Denn die Informationen über die wahre Verbreitung des Virus in der Bevölkerung sind unverzichtbar. Nämlich dann, wenn es darum geht, über eine schrittweise Lockerung der gegenwärtigen Kontakt-Einschränkungen zu entscheiden. Je höher die Zahl der unbemerkt Infizierten, desto größer wird zwar die Herausforderung, die Virus-Ausbreitung hierzulande in den Griff zu bekommen und die Reproduktionsrate unter 1 zu halten – jedoch würde sich andererseits auch der Erkrankungsschwere- und Sterblichkeitsfaktor nach unten relativieren.
Klar bleibt bei alledem: Akute Corona-Verdachtsfälle müssen bei den Tests natürlich weiterhin Priorität haben. Jedoch könnte man zumindest einen Teil der täglichen Testkapazität für Stichproben in der Gesamtbevölkerung, nämlich unter (mutmaßlich) gesunden Menschen, abzweigen. Aus allen Landesteilen, in allen Altersgruppen und Berufen. Argumentiert wurde bislang, dass die begrenzten Testkapazitäten den wirklichen Verdachtsfällen vorbehalten bleiben müssten. Doch diesen Kraftakt zu vollbringen, scheint gar nicht so utopisch: Schon heute gelten rund 60.000 Tests pro Tag als möglich; diese Zahl wird sich durch eine Ausweitung der Testkapazitäten und neue, schnellere Diagnoseverfahren in der nächsten Zeit wohl stark erhöhen. Wie groß die Stichprobe sein sollte – etwa 20.000, 40.000 oder auch 80.000 Menschen – bleibt dabei den statistisch versierten Kräften in den Instituten vorbehalten. Je größer die Probe, desto eher sorgt allerdings schon das „Gesetz der großen Zahl“ für eine Repräsentivität der Studie.

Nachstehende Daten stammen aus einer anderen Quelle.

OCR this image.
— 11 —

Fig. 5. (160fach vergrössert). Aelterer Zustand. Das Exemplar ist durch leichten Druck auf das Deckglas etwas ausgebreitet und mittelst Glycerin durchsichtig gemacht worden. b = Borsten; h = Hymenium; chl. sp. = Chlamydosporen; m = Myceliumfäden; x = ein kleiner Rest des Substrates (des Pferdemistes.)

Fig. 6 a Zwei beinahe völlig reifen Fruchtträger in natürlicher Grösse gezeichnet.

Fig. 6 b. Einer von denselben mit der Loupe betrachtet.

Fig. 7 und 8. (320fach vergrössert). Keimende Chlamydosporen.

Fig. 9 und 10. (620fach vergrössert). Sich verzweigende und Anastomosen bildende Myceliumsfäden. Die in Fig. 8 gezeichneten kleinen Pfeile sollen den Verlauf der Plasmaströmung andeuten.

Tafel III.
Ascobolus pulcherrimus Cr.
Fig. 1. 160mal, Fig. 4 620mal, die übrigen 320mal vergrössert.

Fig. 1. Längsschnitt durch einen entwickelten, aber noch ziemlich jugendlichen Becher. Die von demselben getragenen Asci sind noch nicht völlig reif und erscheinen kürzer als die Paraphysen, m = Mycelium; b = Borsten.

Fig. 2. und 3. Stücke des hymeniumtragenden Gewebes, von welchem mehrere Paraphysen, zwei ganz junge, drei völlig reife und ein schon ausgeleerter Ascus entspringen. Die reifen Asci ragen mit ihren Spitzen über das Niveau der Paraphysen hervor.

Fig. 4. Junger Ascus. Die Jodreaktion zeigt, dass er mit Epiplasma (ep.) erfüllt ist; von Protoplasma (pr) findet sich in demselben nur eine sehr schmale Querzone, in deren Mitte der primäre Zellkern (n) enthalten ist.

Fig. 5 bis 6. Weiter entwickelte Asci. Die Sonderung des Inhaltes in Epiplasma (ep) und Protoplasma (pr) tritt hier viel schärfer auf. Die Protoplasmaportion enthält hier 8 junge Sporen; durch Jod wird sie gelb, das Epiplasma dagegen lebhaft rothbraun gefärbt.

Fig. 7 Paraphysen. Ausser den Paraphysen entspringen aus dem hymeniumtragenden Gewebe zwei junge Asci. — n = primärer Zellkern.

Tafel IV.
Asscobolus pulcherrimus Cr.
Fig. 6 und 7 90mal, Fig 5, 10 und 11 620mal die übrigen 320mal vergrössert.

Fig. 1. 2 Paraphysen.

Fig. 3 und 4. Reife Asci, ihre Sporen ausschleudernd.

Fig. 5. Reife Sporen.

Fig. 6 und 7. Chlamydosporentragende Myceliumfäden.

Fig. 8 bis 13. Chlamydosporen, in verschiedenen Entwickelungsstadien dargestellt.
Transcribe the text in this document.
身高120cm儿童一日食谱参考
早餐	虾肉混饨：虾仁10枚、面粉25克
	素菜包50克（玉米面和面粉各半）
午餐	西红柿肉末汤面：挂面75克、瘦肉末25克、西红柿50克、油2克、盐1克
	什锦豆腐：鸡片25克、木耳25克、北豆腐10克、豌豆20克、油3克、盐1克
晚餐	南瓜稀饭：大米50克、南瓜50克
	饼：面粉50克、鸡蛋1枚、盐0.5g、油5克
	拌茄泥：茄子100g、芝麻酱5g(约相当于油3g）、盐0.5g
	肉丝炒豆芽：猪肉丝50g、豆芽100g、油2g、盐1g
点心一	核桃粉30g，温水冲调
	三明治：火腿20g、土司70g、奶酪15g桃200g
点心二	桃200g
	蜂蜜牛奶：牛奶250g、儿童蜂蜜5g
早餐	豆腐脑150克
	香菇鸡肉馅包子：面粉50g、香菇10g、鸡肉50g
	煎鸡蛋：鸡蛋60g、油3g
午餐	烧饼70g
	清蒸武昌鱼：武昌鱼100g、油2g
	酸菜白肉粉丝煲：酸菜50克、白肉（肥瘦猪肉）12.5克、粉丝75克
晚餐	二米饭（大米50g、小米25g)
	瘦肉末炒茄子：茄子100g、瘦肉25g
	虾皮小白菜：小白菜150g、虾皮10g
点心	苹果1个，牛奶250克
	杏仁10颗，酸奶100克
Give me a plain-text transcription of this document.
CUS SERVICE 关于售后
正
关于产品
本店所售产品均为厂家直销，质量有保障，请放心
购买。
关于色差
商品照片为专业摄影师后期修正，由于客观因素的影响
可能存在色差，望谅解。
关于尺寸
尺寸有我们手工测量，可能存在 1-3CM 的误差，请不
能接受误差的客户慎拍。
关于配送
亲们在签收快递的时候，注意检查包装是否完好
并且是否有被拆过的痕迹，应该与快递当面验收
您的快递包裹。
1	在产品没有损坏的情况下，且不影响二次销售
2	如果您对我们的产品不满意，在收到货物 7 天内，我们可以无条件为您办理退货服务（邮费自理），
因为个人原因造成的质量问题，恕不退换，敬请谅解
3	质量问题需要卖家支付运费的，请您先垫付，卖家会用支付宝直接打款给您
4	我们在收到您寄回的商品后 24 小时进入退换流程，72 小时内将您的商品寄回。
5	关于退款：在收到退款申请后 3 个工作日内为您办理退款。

Erkenntnisse über berufliche Risiken und den Einfluss des Alters
Die momentane Zeit, inmitten der geltenden Kontakteinschränkungen, bietet sich für eine große Allgemein-Erhebung geradezu an. Schließlich dürfte, durch den momentanen Wegfall von Massenveranstaltungen wie Konzerten oder Fußballspielen, die nur noch sehr eingeschränkten privaten Treffen sowie das allgemeine Distanzhalten im Alltag, die Zahl der hier und jetzt tatsächlich erfolgenden Neuinfektionen (hoffentlich!) überschaubar sein. Denn zur Erinnerung: Die tagtäglich gemeldeten Zahlen reflektieren das Infektionsgeschehen in der Vergangenheit, etwa eine bis zwei Wochen zuvor – bevor es nach einer Infektion zum Auftreten von Symptomen, der Durchführung des Tests sowie der Auswertung und Ergebnis-Übermittlung kommt. Somit würde es die Statistik nicht allzu sehr verfälschen, sollte sich die Untersuchungsdauer über zwei oder drei Tage hinziehen.
Weiterhin ließen sich aus einer solchen Großuntersuchung, neben dem tatsächlichen Dunkelziffer-Faktor, weitere wertvolle Erkenntnisse ziehen. Wie stark erhöht ist das Übertragungsrisiko für Berufstätige mit vielen Kontakten – vor allem für Beschäftigte in Medizin und Pflege, aber auch Einzelhandels-Beschäftigte mit Kundenkontakt im Laden, für Bus- und Bahnfahrer, Polizisten usw., im Vergleich zu reinen „Home Office“-Beschäftigten? Welche zusätzlichen Schutzmaßnahmen sollte es deswegen für sie geben? Es ist an der Zeit, dies alles zu klären.